Gotthard Wunberg (Hrsg.). Literatur und Schizophrenie. München: dtv, 1977.
Andreas Franzke. Dubuffet. Köln: dumont, 1990.


 


Sonntag, 24. April 2005


Ha! Ha! Houdini!

His name was fake but he was not.
He was no alchemist. No scientist.
No trickster plucking radishes from
top hats. No cup and ball man. No
heaven-born conjurer. But a man who
sought heaven thru natural magic.
He studied our savior's tactics religiously.
He was internally airborne.

(Patti Smith. Ha! Ha! Houdini! 1977.)


Als Kind wollte ich nie Zauberer werden. Ich mochte keine Illusionen und schon gar keine Delusions. Wirkliche Macht, ja. Ein Hexer sein, omnipotent das Böse zurück in die tiefen Lovecraft'schen Brunnen oder Lehrerzimmer stoßen, aus denen es hervorgekrochen war. Aber der simple Kartentrick, das weiße Kaninchen, das ich aus dem Hut ziehen würde, das war nichts für mich. Jetzt auf dem Flohmarkt war ich fasziniert. Welche Mühe sich da jemand gegeben hatte. Vielleicht ein Vater, der so eine Zauberbude für sein Kind gezimmert hatte.
Wie rührend, und wie schön.

Ich begreife langsam, daß ich keinem kleinen Houdini eine solche Bühne basteln werde. Da wird mir niemand mehr was aus dem Hut zaubern. "Überleg dir mal, warum keine Frau ein Kind von dir haben will", giftete mich mal eine an, von der ich dachte, sie wolle es vielleicht. Ich verstand die Frage nicht und wußte auch keine Antwort. Vielleicht, weil ich zuviele Geschichten erzähle. Oder welche erfinde von Zauberern und verwunschenen Bäumen, in denen Schätze verborgen liegen, wenn ich die simplen, die rationalen Antworten nicht wußte.
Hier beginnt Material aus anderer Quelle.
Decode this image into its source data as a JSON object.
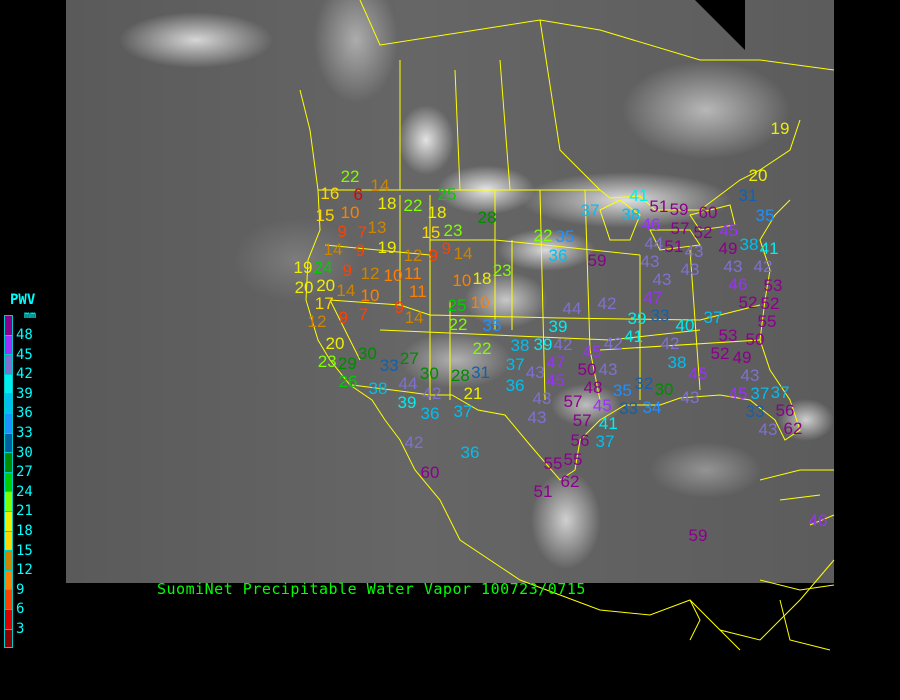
{
  "caption": "SuomiNet Precipitable Water Vapor 100723/0715",
  "legend": {
    "title": "PWV",
    "unit": "mm",
    "ticks": [
      "48",
      "45",
      "42",
      "39",
      "36",
      "33",
      "30",
      "27",
      "24",
      "21",
      "18",
      "15",
      "12",
      "9",
      "6",
      "3"
    ],
    "colors": [
      "#8b008b",
      "#9b30ff",
      "#8070d0",
      "#00eeee",
      "#00bfee",
      "#1e90ff",
      "#005f9f",
      "#008b00",
      "#00cd00",
      "#7fff00",
      "#eeee00",
      "#ffd700",
      "#cd8500",
      "#ff8000",
      "#ff4000",
      "#dd0000",
      "#8b0000"
    ]
  },
  "stations": [
    22,
    16,
    6,
    14,
    18,
    22,
    25,
    18,
    28,
    15,
    10,
    9,
    13,
    7,
    9,
    19,
    15,
    23,
    9,
    14,
    12,
    9,
    14,
    23,
    19,
    24,
    9,
    12,
    10,
    11,
    10,
    18,
    20,
    20,
    17,
    14,
    10,
    11,
    10,
    12,
    9,
    7,
    9,
    14,
    25,
    22,
    35,
    20,
    30,
    22,
    23,
    29,
    33,
    27,
    26,
    30,
    28,
    31,
    38,
    44,
    42,
    39,
    21,
    36,
    37,
    20,
    31,
    41,
    38,
    37,
    51,
    60,
    46,
    59,
    57,
    35,
    22,
    35,
    36,
    44,
    51,
    52,
    45,
    43,
    49,
    38,
    59,
    43,
    43,
    41,
    43,
    46,
    42,
    43,
    47,
    52,
    53,
    42,
    44,
    33,
    52,
    55,
    39,
    39,
    41,
    40,
    37,
    42,
    53,
    50,
    38,
    39,
    42,
    45,
    42,
    52,
    49,
    38,
    37,
    43,
    47,
    45,
    50,
    43,
    45,
    43,
    36,
    32,
    30,
    45,
    37,
    37,
    43,
    48,
    35,
    43,
    33,
    34,
    45,
    57,
    43,
    57,
    33,
    56,
    41,
    37,
    43,
    62,
    42,
    36,
    60,
    56,
    55,
    55,
    62,
    51,
    59,
    46,
    19
  ]
}
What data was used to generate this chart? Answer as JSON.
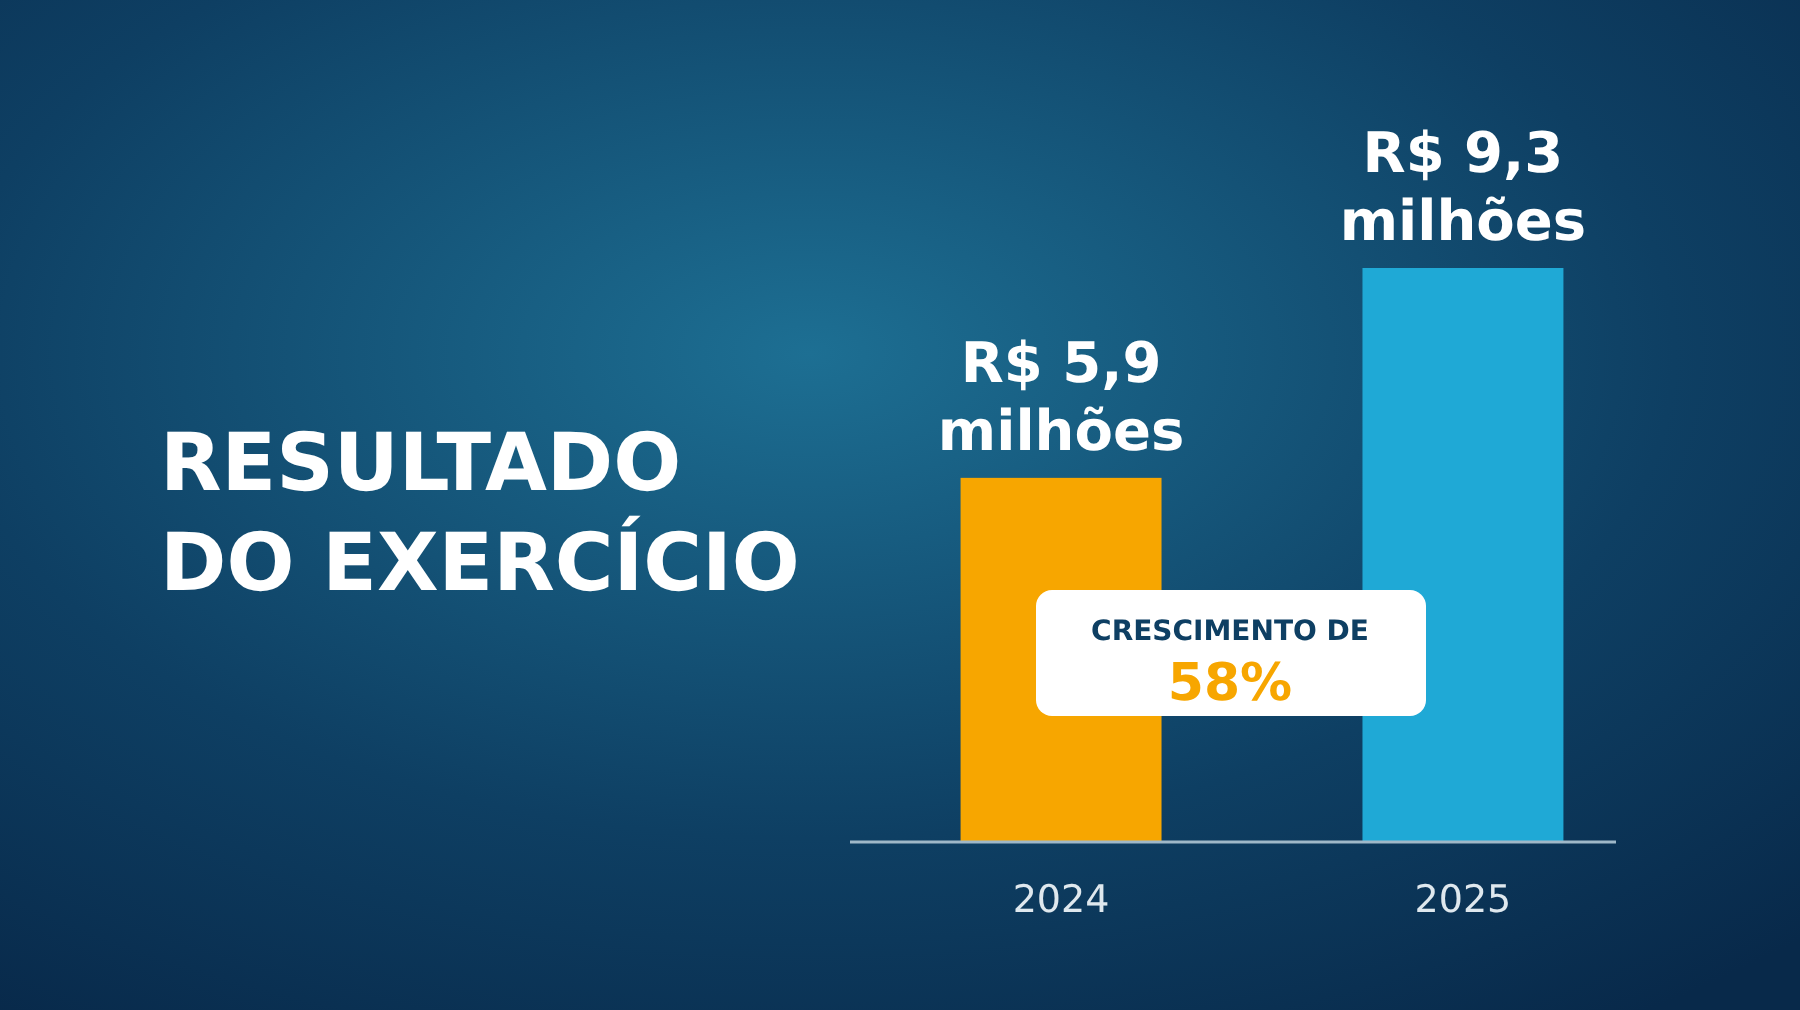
{
  "chart_data": {
    "type": "bar",
    "title": "RESULTADO DO EXERCÍCIO",
    "categories": [
      "2024",
      "2025"
    ],
    "values": [
      5.9,
      9.3
    ],
    "colors": [
      "#f7a600",
      "#1fa9d6"
    ],
    "value_labels": [
      "R$ 5,9 milhões",
      "R$ 9,3 milhões"
    ],
    "annotations": [
      "CRESCIMENTO DE 58%"
    ]
  }
}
Gut, das ist für Kinder sicher nicht gut. Die müssen heute so viel wissen. Da kann man sehr viel falsch machen, wenn man nicht aufpaßt. Mir mußte erst ein Vierjähriger sehr ernsthaft erklären, wie das funktioniert mit der Familie. Mit Vater, Mutter, Kind. Auch ihm konnte ich die Frage nicht beantworten, wo denn eigentlich meine Kinder seien. Zu meinem Namen addierte sich keine Funktion.

Gerne hätte ich gesagt, ich bringe die Kohlen rauf (wenn schon nicht nach Haus). Aber man heizt ja heute zentral oder nimmt sich eine Wärmflasche, das ist bequemer so. So war ich mehr Gast, jemand vom Hauspersonal. Na ja, "Freund", sagt man dazu heutzutage. Ein Substitut. Ein Josef. Ein Houdini. Denn der große amerikanische Magier konnte sich nicht nur aus den unmöglichsten Situationen befreien, er blieb auch kinderlos. Eine Folge womöglich der vielen Röntgenversuche, die sein Bruder, ein begnadeter Arzt, an ihm unternahm.

Houdini hatte einen Ziehsohn, den er beim Vaudeville-Theater kennenlernte. Es war der spätere berühmte Filmkomiker Buster Keaton. Der Mann, der nie lachte.

On October 31, with his brother Hardeen at his side, Houdini passed away. His last words were, "I'm tired of fighting". Dann befreite er sich von den letzten Fesseln.